This week had two days of arguments on gay marriage at the Supreme Court. The first case dealt with a challenge to the California law known as Prop. 8, which overturned the California Supreme Court’s allowance of gay marriage.
The second case was of more interest to us here in Massachusetts as it dealt with the potential overturning of DOMA, which is the Federal Defense of Marriage Act. Enacted in 1996 and signed into law by President Clinton, DOMA defines marriage as between a man and a woman. As a result, in those states like Massachusetts where gay marriage is legal (and might I add the world did not end), gays who are married do not have the same federal benefits that heterosexual married couples do. This means that gay married couples cannot file joint federal tax returns, they are denied key benefits in the military, and they lose all sorts of deductions and benefits such as survivor’s rights to Social Security benefits. When gay couples divorce they are taxed on many things at the federal level that heterosexual couples are not taxed on.
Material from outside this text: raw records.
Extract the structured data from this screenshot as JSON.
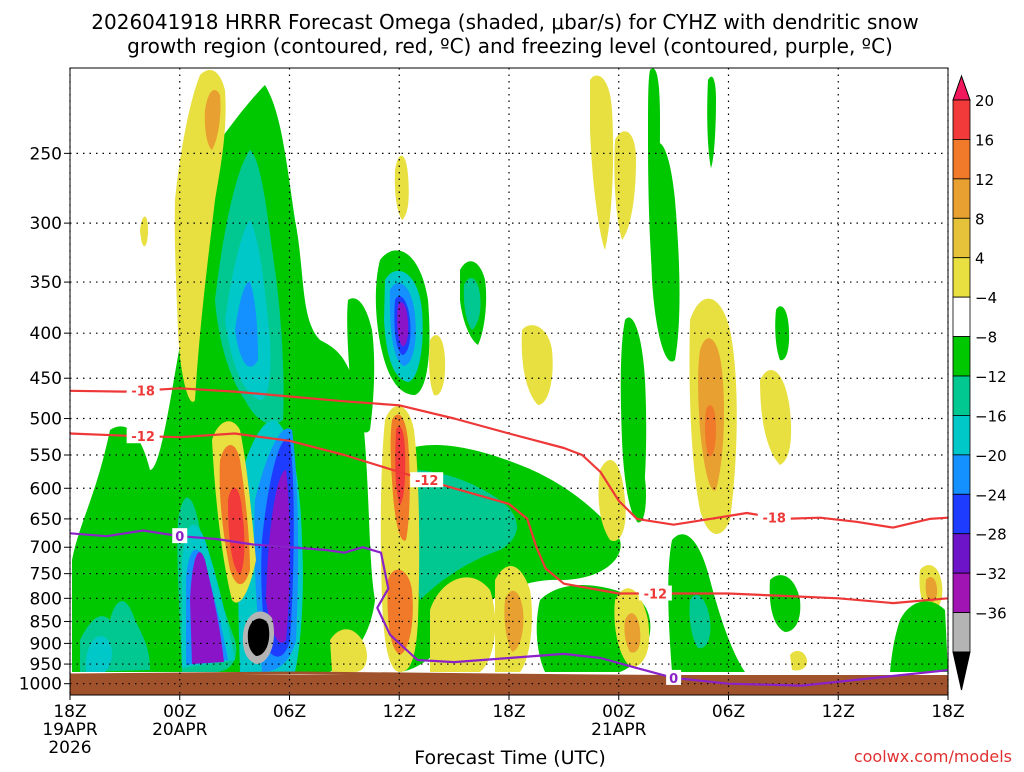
{
  "chart_data": {
    "type": "heatmap",
    "title_line1": "2026041918 HRRR Forecast Omega (shaded, μbar/s) for CYHZ with dendritic snow",
    "title_line2": "growth region (contoured, red, ºC) and freezing level (contoured, purple, ºC)",
    "xlabel": "Forecast Time (UTC)",
    "credit": "coolwx.com/models",
    "y_scale": "log",
    "ylim": [
      1030,
      200
    ],
    "xlim": [
      0,
      48
    ],
    "grid": true,
    "y_ticks": [
      250,
      300,
      350,
      400,
      450,
      500,
      550,
      600,
      650,
      700,
      750,
      800,
      850,
      900,
      950,
      1000
    ],
    "x_ticks": [
      {
        "hour": 0,
        "label": "18Z",
        "sub1": "19APR",
        "sub2": "2026"
      },
      {
        "hour": 6,
        "label": "00Z",
        "sub1": "20APR",
        "sub2": ""
      },
      {
        "hour": 12,
        "label": "06Z",
        "sub1": "",
        "sub2": ""
      },
      {
        "hour": 18,
        "label": "12Z",
        "sub1": "",
        "sub2": ""
      },
      {
        "hour": 24,
        "label": "18Z",
        "sub1": "",
        "sub2": ""
      },
      {
        "hour": 30,
        "label": "00Z",
        "sub1": "21APR",
        "sub2": ""
      },
      {
        "hour": 36,
        "label": "06Z",
        "sub1": "",
        "sub2": ""
      },
      {
        "hour": 42,
        "label": "12Z",
        "sub1": "",
        "sub2": ""
      },
      {
        "hour": 48,
        "label": "18Z",
        "sub1": "",
        "sub2": ""
      }
    ],
    "colorbar": {
      "labels": [
        "20",
        "16",
        "12",
        "8",
        "4",
        "−4",
        "−8",
        "−12",
        "−16",
        "−20",
        "−24",
        "−28",
        "−32",
        "−36"
      ],
      "colors": [
        "#f2185c",
        "#f23a3a",
        "#f07a2a",
        "#e8a030",
        "#e6c23a",
        "#e8e040",
        "#ffffff",
        "#00c800",
        "#00c890",
        "#00c8c8",
        "#1490ff",
        "#1e3cff",
        "#6e14c8",
        "#a014b4",
        "#b4b4b4",
        "#000000"
      ]
    },
    "contours": [
      {
        "label": "-18",
        "color": "#ee3838",
        "points": [
          [
            0,
            465
          ],
          [
            3,
            466
          ],
          [
            6,
            462
          ],
          [
            9,
            466
          ],
          [
            12,
            472
          ],
          [
            15,
            478
          ],
          [
            18,
            483
          ],
          [
            21,
            500
          ],
          [
            24,
            520
          ],
          [
            27,
            540
          ],
          [
            28,
            550
          ],
          [
            29,
            575
          ],
          [
            30,
            620
          ],
          [
            31,
            650
          ],
          [
            33,
            660
          ],
          [
            35,
            650
          ],
          [
            37,
            640
          ],
          [
            39,
            650
          ],
          [
            41,
            648
          ],
          [
            43,
            655
          ],
          [
            45,
            665
          ],
          [
            47,
            650
          ],
          [
            48,
            648
          ]
        ],
        "label_positions": [
          4,
          38.5
        ]
      },
      {
        "label": "-12",
        "color": "#ee3838",
        "points": [
          [
            0,
            520
          ],
          [
            3,
            523
          ],
          [
            6,
            525
          ],
          [
            9,
            520
          ],
          [
            12,
            530
          ],
          [
            15,
            550
          ],
          [
            18,
            575
          ],
          [
            21,
            600
          ],
          [
            24,
            625
          ],
          [
            25,
            650
          ],
          [
            25.5,
            700
          ],
          [
            26,
            740
          ],
          [
            27,
            770
          ],
          [
            30,
            790
          ],
          [
            33,
            790
          ],
          [
            36,
            790
          ],
          [
            39,
            795
          ],
          [
            42,
            800
          ],
          [
            45,
            810
          ],
          [
            48,
            800
          ]
        ],
        "label_positions": [
          4,
          19.5,
          32
        ]
      },
      {
        "label": "0",
        "color": "#8a22c8",
        "points": [
          [
            0,
            675
          ],
          [
            2,
            680
          ],
          [
            4,
            670
          ],
          [
            6,
            680
          ],
          [
            8,
            685
          ],
          [
            10,
            695
          ],
          [
            12,
            700
          ],
          [
            14,
            705
          ],
          [
            15,
            710
          ],
          [
            16,
            700
          ],
          [
            17,
            710
          ],
          [
            17.4,
            780
          ],
          [
            16.8,
            820
          ],
          [
            17.5,
            880
          ],
          [
            19,
            940
          ],
          [
            21,
            945
          ],
          [
            24,
            935
          ],
          [
            27,
            925
          ],
          [
            29,
            935
          ],
          [
            31,
            960
          ],
          [
            33,
            985
          ],
          [
            36,
            1000
          ],
          [
            40,
            1005
          ],
          [
            44,
            985
          ],
          [
            48,
            965
          ]
        ],
        "label_positions": [
          6,
          33
        ]
      }
    ],
    "omega_features": [
      {
        "value": -8,
        "t": [
          1.5,
          6
        ],
        "p": [
          600,
          1000
        ]
      },
      {
        "value": -12,
        "t": [
          1.5,
          5.5
        ],
        "p": [
          850,
          975
        ]
      },
      {
        "value": -24,
        "t": [
          7,
          8.5
        ],
        "p": [
          700,
          975
        ]
      },
      {
        "value": -36,
        "t": [
          10.5,
          11.8
        ],
        "p": [
          850,
          950
        ]
      },
      {
        "value": -28,
        "t": [
          18,
          18.8
        ],
        "p": [
          330,
          470
        ]
      },
      {
        "value": 16,
        "t": [
          8.5,
          10
        ],
        "p": [
          520,
          760
        ]
      },
      {
        "value": 16,
        "t": [
          17.8,
          18.6
        ],
        "p": [
          520,
          640
        ]
      },
      {
        "value": 12,
        "t": [
          35.5,
          38
        ],
        "p": [
          380,
          650
        ]
      }
    ]
  }
}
Additionally, divorcing gays cannot transfer pensions without tax consequences, there can be capital gains on property division and there is no tax deduction available for alimony, to name a few.
Supreme Court watchers and national political pundits looking at legal tea leaves seem to believe that the challenge to DOMA will prevail and it will be overturned. I certainly hope this is so, as it would make both marriage and divorce much more fair for gay couples.